Dan Ramsay, consumer marketing director, BT
When asked whether BT’s campaign aims to steal Sky’s customers, Ramsay replies: “We are commercially sensitive, clearly there is a deliberate strategy in that but if you asked Sky the same question they would say yes too. We’d love to get in a position to achieve more than our current 1.5 million TV customers. But there are also many homes that don’t yet have Sky or Virgin TV,” he says.
Ramsay says that BT will compete with Sky and Virgin through its price points, which start lower than its competitors’. Sky’s basic TV package is priced at £20 per month, compared to BT’s £3 per month.
However, looking at YouGov’s brand index ratings over the last year, BT TV comes below Sky and Virgin in terms of reputation.

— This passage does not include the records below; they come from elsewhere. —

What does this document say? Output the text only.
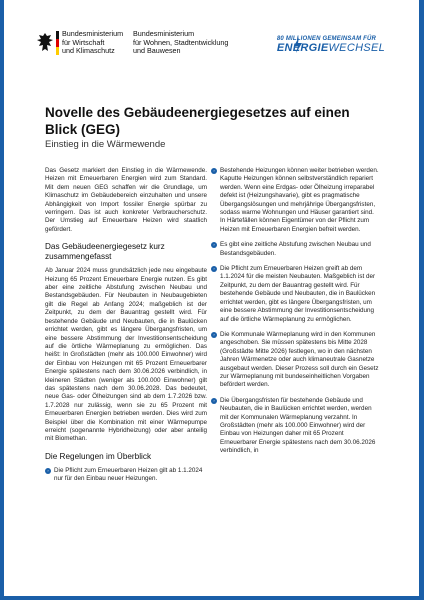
Bundesministerium
für Wirtschaft
und Klimaschutz
Bundesministerium
für Wohnen, Stadtentwicklung
und Bauwesen
80 MILLIONEN GEMEINSAM FÜR
ENERGIEWECHSEL
Novelle des Gebäudeenergiegesetzes auf einen Blick (GEG)
Einstieg in die Wärmewende

Das Gesetz markiert den Einstieg in die Wärmewende. Heizen mit Erneuerbaren Energien wird zum Standard. Mit dem neuen GEG schaffen wir die Grundlage, um Klimaschutz im Gebäudebereich einzuhalten und unsere Abhängigkeit von Import fossiler Energie spürbar zu verringern. Das ist auch konkreter Verbraucherschutz. Der Umstieg auf Erneuerbare Heizen wird staatlich gefördert.

Das Gebäudeenergiegesetz kurz zusammengefasst

Ab Januar 2024 muss grundsätzlich jede neu eingebaute Heizung 65 Prozent Erneuerbare Energie nutzen. Es gibt aber eine zeitliche Abstufung zwischen Neubau und Bestandsgebäuden. Für Neubauten in Neubaugebieten gilt die Regel ab Anfang 2024; maßgeblich ist der Zeitpunkt, zu dem der Bauantrag gestellt wird. Für bestehende Gebäude und Neubauten, die in Baulücken errichtet werden, gibt es längere Übergangsfristen, um eine bessere Abstimmung der Investitionsentscheidung auf die örtliche Wärmeplanung zu ermöglichen. Das heißt: In Großstädten (mehr als 100.000 Einwohner) wird der Einbau von Heizungen mit 65 Prozent Erneuerbarer Energie spätestens nach dem 30.06.2026 verbindlich, in kleineren Städten (weniger als 100.000 Einwohner) gilt das spätestens nach dem 30.06.2028. Das bedeutet, neue Gas- oder Ölheizungen sind ab dem 1.7.2026 bzw. 1.7.2028 nur zulässig, wenn sie zu 65 Prozent mit Erneuerbaren Energien betrieben werden. Dies wird zum Beispiel über die Kombination mit einer Wärmepumpe erreicht (sogenannte Hybridheizung) oder aber anteilig mit Biomethan.

Die Regelungen im Überblick
› Die Pflicht zum Erneuerbaren Heizen gilt ab 1.1.2024 nur für den Einbau neuer Heizungen.

› Bestehende Heizungen können weiter betrieben werden. Kaputte Heizungen können selbstverständlich repariert werden. Wenn eine Erdgas- oder Ölheizung irreparabel defekt ist (Heizungshavarie), gibt es pragmatische Übergangslösungen und mehrjährige Übergangsfristen, sodass warme Wohnungen und Häuser garantiert sind. In Härtefällen können Eigentümer von der Pflicht zum Heizen mit Erneuerbaren Energien befreit werden.

› Es gibt eine zeitliche Abstufung zwischen Neubau und Bestandsgebäuden.

› Die Pflicht zum Erneuerbaren Heizen greift ab dem 1.1.2024 für die meisten Neubauten. Maßgeblich ist der Zeitpunkt, zu dem der Bauantrag gestellt wird. Für bestehende Gebäude und Neubauten, die in Baulücken errichtet werden, gibt es längere Übergangsfristen, um eine bessere Abstimmung der Investitionsentscheidung auf die örtliche Wärmeplanung zu ermöglichen.

› Die Kommunale Wärmeplanung wird in den Kommunen angeschoben. Sie müssen spätestens bis Mitte 2028 (Großstädte Mitte 2026) festlegen, wo in den nächsten Jahren Wärmenetze oder auch klimaneutrale Gasnetze ausgebaut werden. Dieser Prozess soll durch ein Gesetz zur Wärmeplanung mit bundeseinheitlichen Vorgaben befördert werden.

› Die Übergangsfristen für bestehende Gebäude und Neubauten, die in Baulücken errichtet werden, werden mit der Kommunalen Wärmeplanung verzahnt. In Großstädten (mehr als 100.000 Einwohner) wird der Einbau von Heizungen daher mit 65 Prozent Erneuerbarer Energie spätestens nach dem 30.06.2026 verbindlich, in
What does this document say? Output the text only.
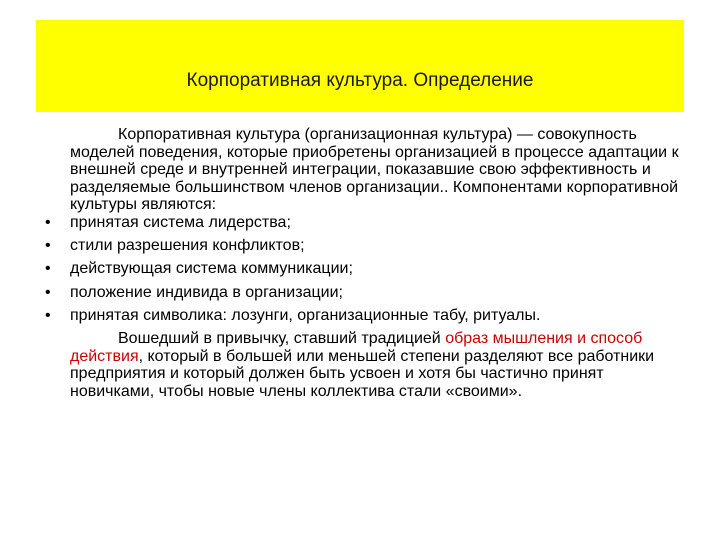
Корпоративная культура. Определение

Корпоративная культура (организационная культура) — совокупность моделей поведения, которые приобретены организацией в процессе адаптации к внешней среде и внутренней интеграции, показавшие свою эффективность и разделяемые большинством членов организации.. Компонентами корпоративной культуры являются:

• принятая система лидерства;
• стили разрешения конфликтов;
• действующая система коммуникации;
• положение индивида в организации;
• принятая символика: лозунги, организационные табу, ритуалы.

Вошедший в привычку, ставший традицией образ мышления и способ действия, который в большей или меньшей степени разделяют все работники предприятия и который должен быть усвоен и хотя бы частично принят новичками, чтобы новые члены коллектива стали «своими».
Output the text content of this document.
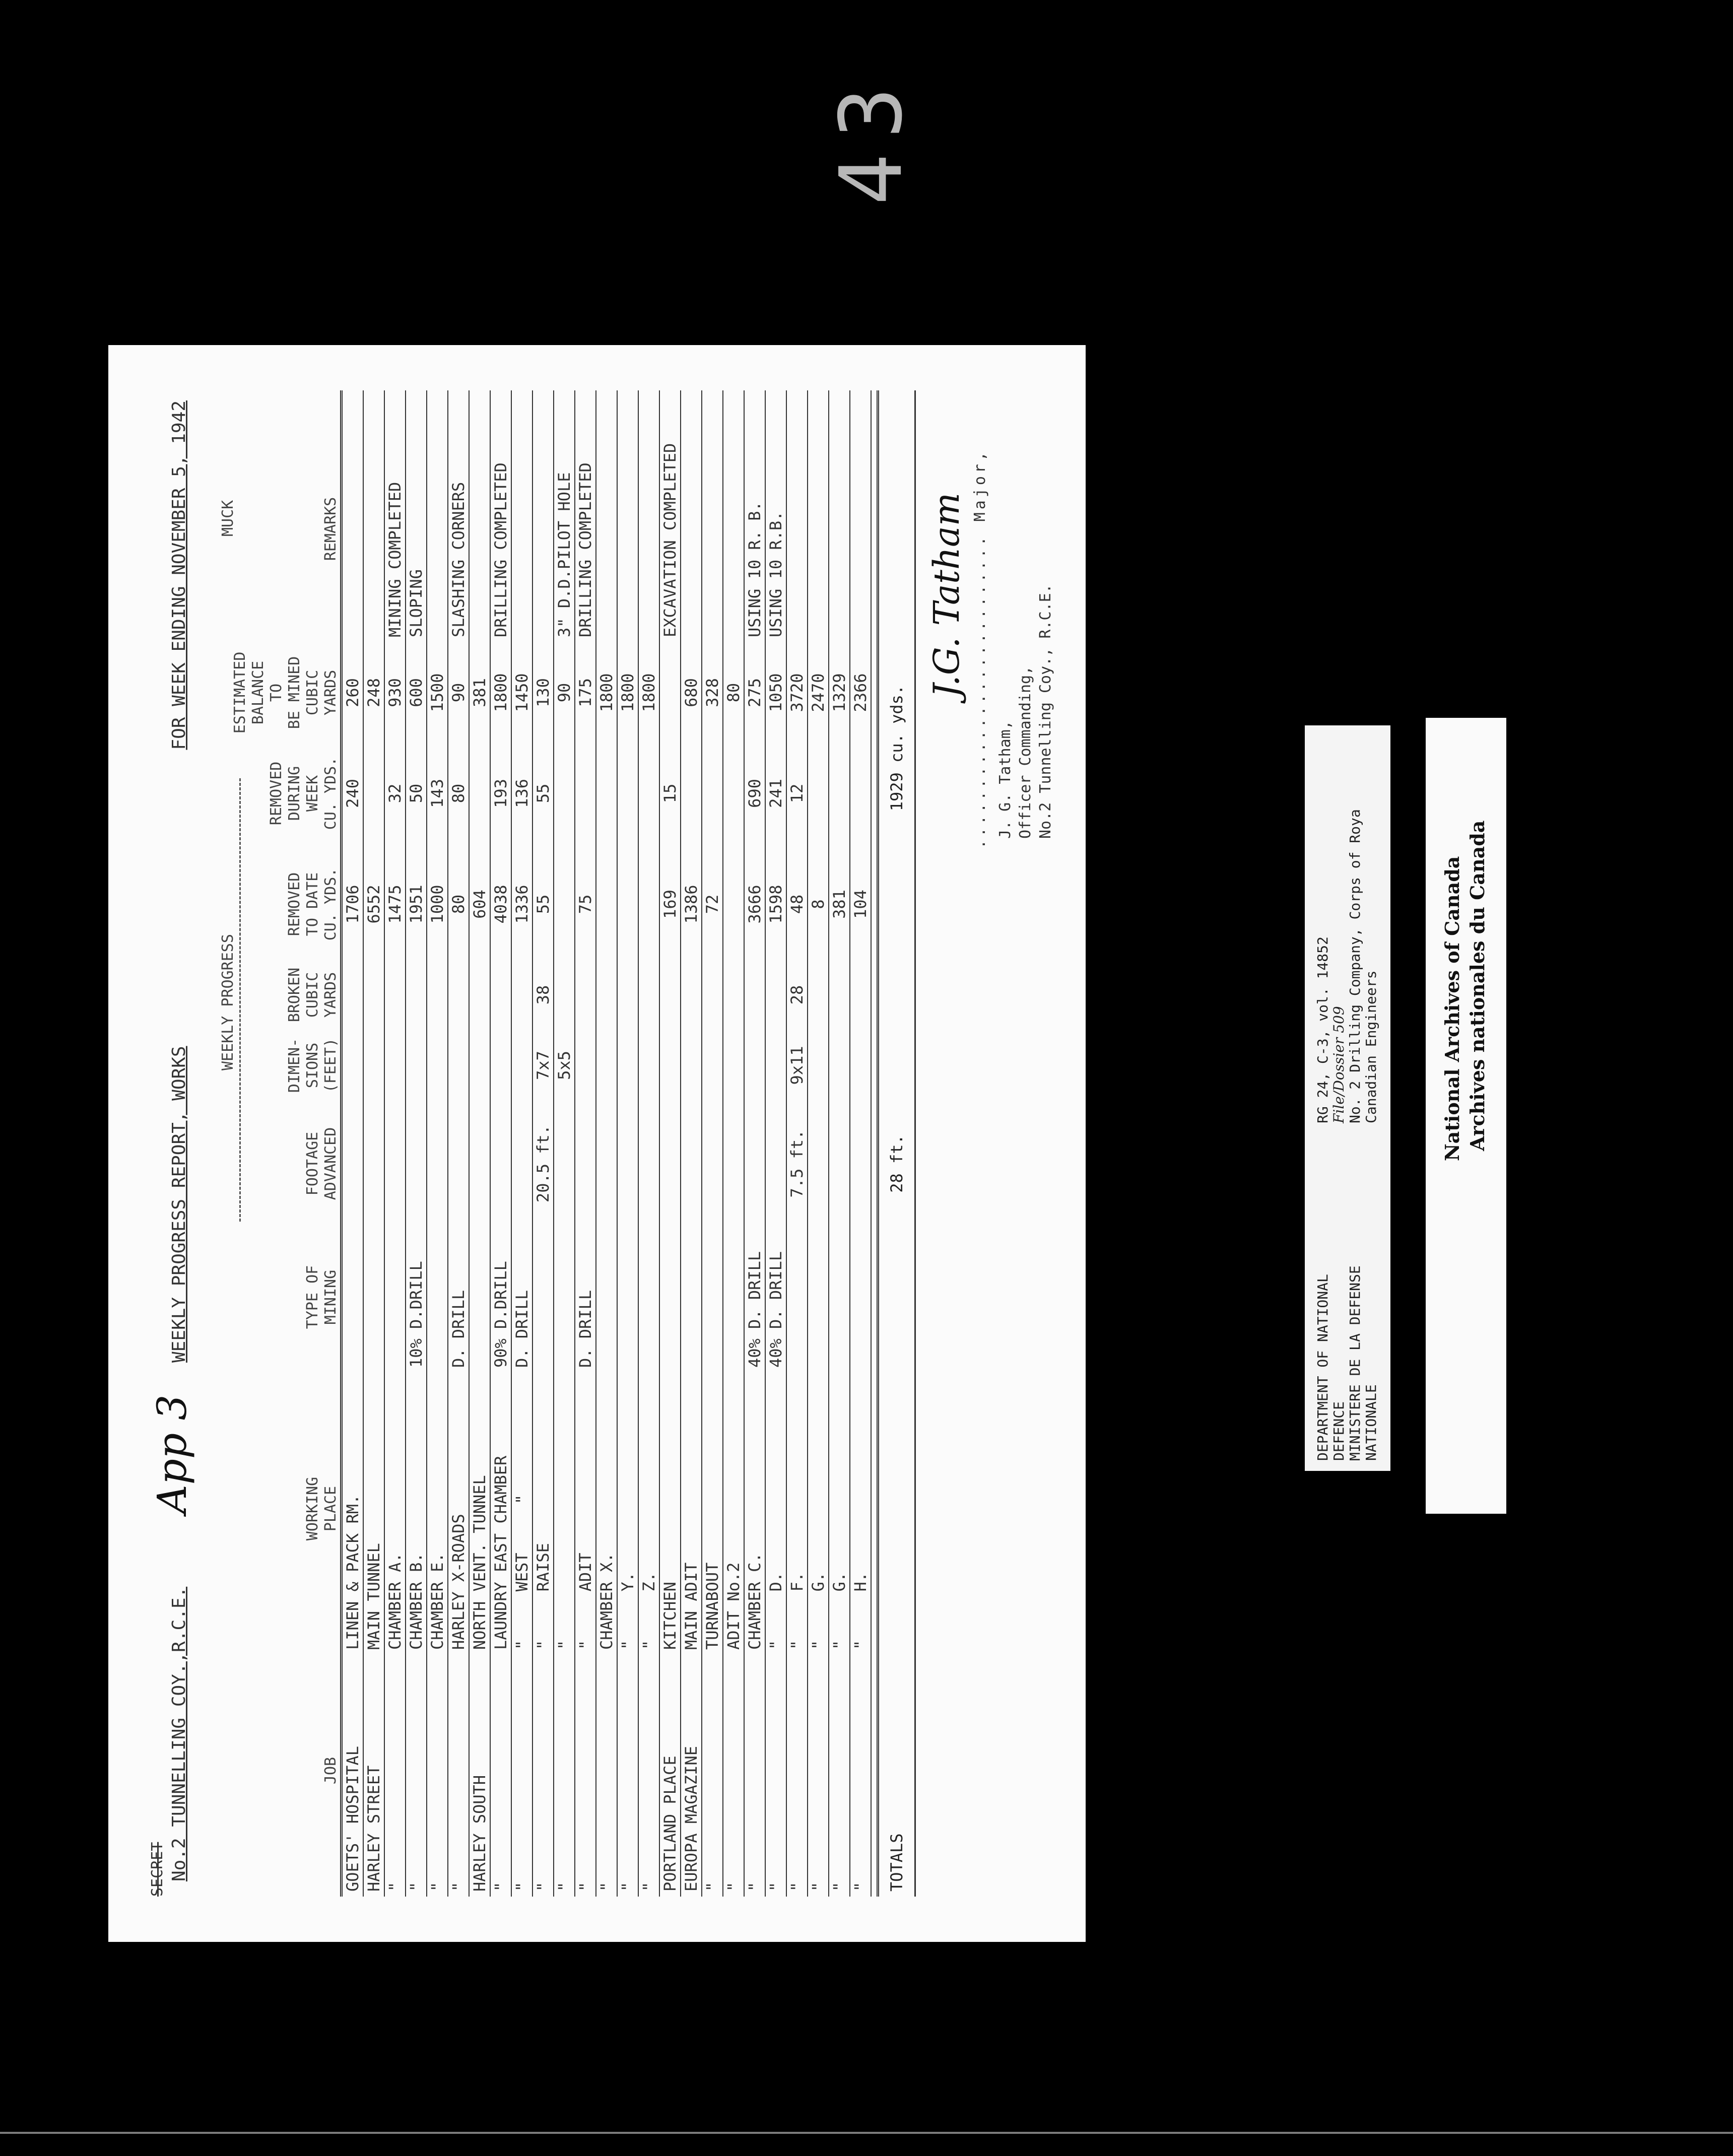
43
SECRET No.2 TUNNELLING COY.,R.C.E.
App 3
WEEKLY PROGRESS REPORT, WORKS
FOR WEEK ENDING NOVEMBER 5, 1942
WEEKLY PROGRESS
MUCK
JOB
WORKING
PLACE
TYPE OF
MINING
FOOTAGE
ADVANCED
DIMEN-
SIONS
(FEET)
BROKEN
CUBIC
YARDS
REMOVED
TO DATE
CU. YDS.
REMOVED
DURING
WEEK
CU. YDS.
ESTIMATED
BALANCE TO
BE MINED
CUBIC
YARDS
REMARKS
GOETS' HOSPITAL
LINEN & PACK RM.
1706
240
260
HARLEY STREET
MAIN TUNNEL
6552
248
"
CHAMBER A.
1475
32
930
MINING COMPLETED
"
CHAMBER B.
10% D.DRILL
1951
50
600
SLOPING
"
CHAMBER E.
1000
143
1500
"
HARLEY X-ROADS
D. DRILL
80
80
90
SLASHING CORNERS
HARLEY SOUTH
NORTH VENT. TUNNEL
604
381
"
LAUNDRY EAST CHAMBER
90% D.DRILL
4038
193
1800
DRILLING COMPLETED
"
"     WEST     "
D. DRILL
1336
136
1450
"
"     RAISE
20.5 ft.
7x7
38
55
55
130
"
"
5x5
90
3" D.D.PILOT HOLE
"
"     ADIT
D. DRILL
75
175
DRILLING COMPLETED
"
CHAMBER X.
1800
"
"     Y.
1800
"
"     Z.
1800
PORTLAND PLACE
KITCHEN
169
15
EXCAVATION COMPLETED
EUROPA MAGAZINE
MAIN ADIT
1386
680
"
TURNABOUT
72
328
"
ADIT No.2
80
"
CHAMBER C.
40% D. DRILL
3666
690
275
USING 10 R. B.
"
"     D.
40% D. DRILL
1598
241
1050
USING 10 R.B.
"
"     F.
7.5 ft.
9x11
28
48
12
3720
"
"     G.
8
2470
"
"     G.
381
1329
"
"     H.
104
2366
TOTALS
28 ft.
1929 cu. yds.
J.G. Tatham .......................... Major,
J. G. Tatham, Officer Commanding, No.2 Tunnelling Coy., R.C.E.
DEPARTMENT OF NATIONAL DEFENCE MINISTERE DE LA DEFENSE NATIONALE
RG 24, C-3, vol. 14852 File/Dossier 509 No. 2 Drilling Company, Corps of Roya Canadian Engineers	National Archives of Canada Archives nationales du Canada
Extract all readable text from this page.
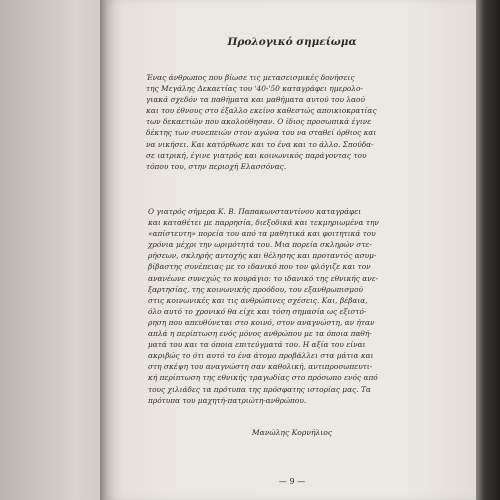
Προλογικό σημείωμα
Ένας άνθρωπος που βίωσε τις μετασεισμικές δονήσεις
της Μεγάλης Δεκαετίας του '40-'50 καταγράφει ημερολο-
γιακά σχεδόν τα παθήματα και μαθήματα αυτού του λαού
και του έθνους στο έξαλλο εκείνο καθεστώς αποικιοκρατίας
των δεκαετιών που ακολούθησαν. Ο ίδιος προσωπικά έγινε
δέκτης των συνεπειών στον αγώνα του να σταθεί όρθιος και
να νικήσει. Και κατόρθωσε και το ένα και το άλλο. Σπούδα-
σε ιατρική, έγινε γιατρός και κοινωνικός παράγοντας του
τόπου του, στην περιοχή Ελασσόνας.
Ο γιατρός σήμερα Κ. Β. Παπακωνσταντίνου καταγράφει
και καταθέτει με παρρησία, διεξοδικά και τεκμηριωμένα την
«απίστευτη» πορεία του από τα μαθητικά και φοιτητικά του
χρόνια μέχρι την ωριμότητά του. Μια πορεία σκληρών στε-
ρήσεων, σκληρής αντοχής και θέλησης και προταντός ασυμ-
βίβαστης συνέπειας με το ιδανικό που τον φλόγιζε και τον
ανανέωνε συνεχώς το κουράγιο: το ιδανικό της εθνικής ανε-
ξαρτησίας, της κοινωνικής προόδου, του εξανθρωπισμού
στις κοινωνικές και τις ανθρώπινες σχέσεις. Και, βέβαια,
όλο αυτό το χρονικό θα είχε και τόση σημασία ως εξιστό-
ρηση που απευθύνεται στο κοινό, στον αναγνώστη, αν ήταν
απλά η περίπτωση ενός μόνος ανθρώπου με τα όποια παθή-
ματά του και τα όποια επιτεύγματά του. Η αξία του είναι
ακριβώς το ότι αυτό το ένα άτομο προβάλλει στα μάτια και
στη σκέψη του αναγνώστη σαν καθολική, αντιπροσωπευτι-
κή περίπτωση της εθνικής τραγωδίας στο πρόσωπο ενός από
τους χιλιάδες τα πρότυπα της πρόσφατης ιστορίας μας. Τα
πρότυπα του μαχητή-πατριώτη-ανθρώπου.

Μανώλης Κορνήλιος

— 9 —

It’s reputation rankings are scored at 2.4 as opposed to Sky’s 4.7 and Virgin Media’s 6.7.
Ramsay says that in terms of customer service the brand has made “a very public commitment about transforming the customer service we offer customers”.
BT’s focus on families
BT is also maintaining its focus on family to push the campaign and its other packages. This is notable with the TV clips chosen from the ad including family favourites, sports channels and drama, as BT is trying to grow its content portfolio.
He says that despite a diverse range of TV including movies and sport, families will remain at the heart of the company’s strategy.
“We haven’t necessarily been known for content and having more has given us more credibility. This has made us a more dynamic and exciting brand than five years ago. We want to be the first place to get exclusive content,” he says.
“We don’t have one single demographic we are targeting, but one market where we would really like to succeed in TV would be with families.”